Volume 67, Issue 1
SPRING 2026 ISN’T AN EASY READ, but given the times in which we are living, it shouldn’t be. Regarding “The First Spring,” Emma De Lisle’s speaker opens, “It hurt,” while Jacques J. Rancourt’s “Five Wounds” concludes, “I let that hurt suspend me.” The Marxist philosopher, literary critic, and beloved teacher Fredric Jameson, who departed this world a little over a year ago, said that “history is what hurts.” Here, Charlie Clark’s speaker adds: “Hurt is hard and does not translate well / But let me try.”
If this is an issue that heralds spring, it understands that beginnings can only be midwifed—painfully, haltingly, sometimes glacially slow— from deep and honest reckonings with loss. It also reckons with how— from beloved authors to loved ones taken too soon—the dead never truly leave us. Hassan Herzallah’s on-the-ground report from Palestine shares how people insist on sanctifying bonds of love amid an ongoing genocide and a fictional ceasefire while a short story by L. F. Khouri registers the interpersonal violence of settler colonial ideologies and Zionist masculinities in places that may seem far from Palestine but are central to imperialism’s global death cult. A moving personal narrative by Valeria Belardelli reflects on the loss of one of her twin daughters during birth, a reminder that gestation and birth can also beget devastating losses. Artist Jennifer Strings’s gorgeously morbid interiors and haunting embodiments are a fitting frame for this issue’s collective grieving for both the dead and the living.

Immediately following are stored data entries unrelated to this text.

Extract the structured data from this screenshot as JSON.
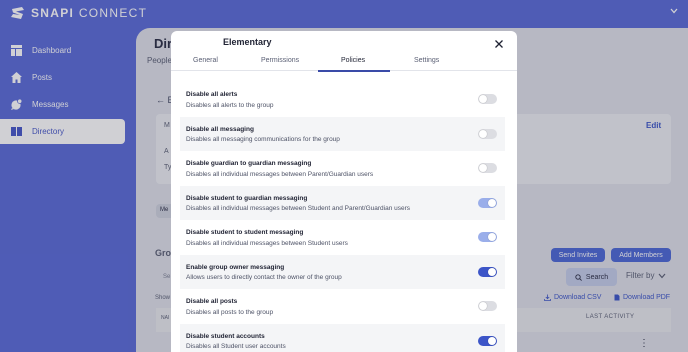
{
  "brand": {
    "name_bold": "SNAPI",
    "name_thin": "CONNECT"
  },
  "sidebar": {
    "items": [
      {
        "label": "Dashboard",
        "icon": "dashboard-icon"
      },
      {
        "label": "Posts",
        "icon": "home-icon"
      },
      {
        "label": "Messages",
        "icon": "messages-icon"
      },
      {
        "label": "Directory",
        "icon": "directory-icon",
        "active": true
      }
    ]
  },
  "background": {
    "title": "Dir",
    "tab_people": "People",
    "back": "← E",
    "card_l1": "M",
    "card_l2": "A",
    "card_l3": "Ty",
    "edit": "Edit",
    "pill": "Me",
    "groups": "Gro",
    "search_placeholder": "Se",
    "show": "Show",
    "col_name": "NAI",
    "send_invites": "Send Invites",
    "add_members": "Add Members",
    "search_btn": "Search",
    "filter_by": "Filter by",
    "download_csv": "Download CSV",
    "download_pdf": "Download PDF",
    "last_activity": "LAST ACTIVITY",
    "row_more": "⋮"
  },
  "modal": {
    "title": "Elementary",
    "tabs": [
      {
        "label": "General"
      },
      {
        "label": "Permissions"
      },
      {
        "label": "Policies",
        "active": true
      },
      {
        "label": "Settings"
      }
    ],
    "policies": [
      {
        "title": "Disable all alerts",
        "desc": "Disables all alerts to the group",
        "state": "off"
      },
      {
        "title": "Disable all messaging",
        "desc": "Disables all messaging communications for the group",
        "state": "off"
      },
      {
        "title": "Disable guardian to guardian messaging",
        "desc": "Disables all individual messages between Parent/Guardian users",
        "state": "off"
      },
      {
        "title": "Disable student to guardian messaging",
        "desc": "Disables all individual messages between Student and Parent/Guardian users",
        "state": "on-light"
      },
      {
        "title": "Disable student to student messaging",
        "desc": "Disables all individual messages between Student users",
        "state": "on-light"
      },
      {
        "title": "Enable group owner messaging",
        "desc": "Allows users to directly contact the owner of the group",
        "state": "on"
      },
      {
        "title": "Disable all posts",
        "desc": "Disables all posts to the group",
        "state": "off"
      },
      {
        "title": "Disable student accounts",
        "desc": "Disables all Student user accounts",
        "state": "on"
      }
    ]
  },
  "colors": {
    "brand": "#5a6bd8",
    "accent": "#3c55c8",
    "toggle_light": "#9aaeea"
  }
}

While war, genocide, and crony capitalism rage outside, the contributions to this issue refuse the divide between the public and private, showing how man-made catastrophes shape our most intimate realities. But the good news is that if it’s true that structural violence goes all the way down, affecting us even at a cellular level, then this is also a profound opportunity. Even a poem can be an opening. Take Lucille Clifton’s “The Lost Baby Poem,” published in MR in 1971, a humble, three-stanza elegy for a baby who could not be because of the way the world was, and is: “you would have been born into winter / in the year of the disconnected gas /and no car.” The poem closes with this lamentation and promise: “if I am ever less than a mountain / for your definite brothers and sisters / let the rivers pour over my head / let the sea take me for a spiller / of seas let black men call me stranger / always for your never named sake.” Clifton’s “The Lost Baby Poem” is one of many abortion poems written by Black women poets in pre-Roe America, including Gwendolyn Brooks’s “the mother” (“you remember the children you got that you did not get”) and, decades earlier, Georgia Douglas Johnson’s “Black Woman” (“Do not knock at my door, little child / I cannot let you in”). Looking back at these works from the vantage of a now post-Roe America is nothing short of surreal. Our only way forward may be to look back, tenderly and bravely, and to join hands with the ghosts, the ancestors, the stillborn, and the “never named sake[d]” that Clifton memorializes in her poem.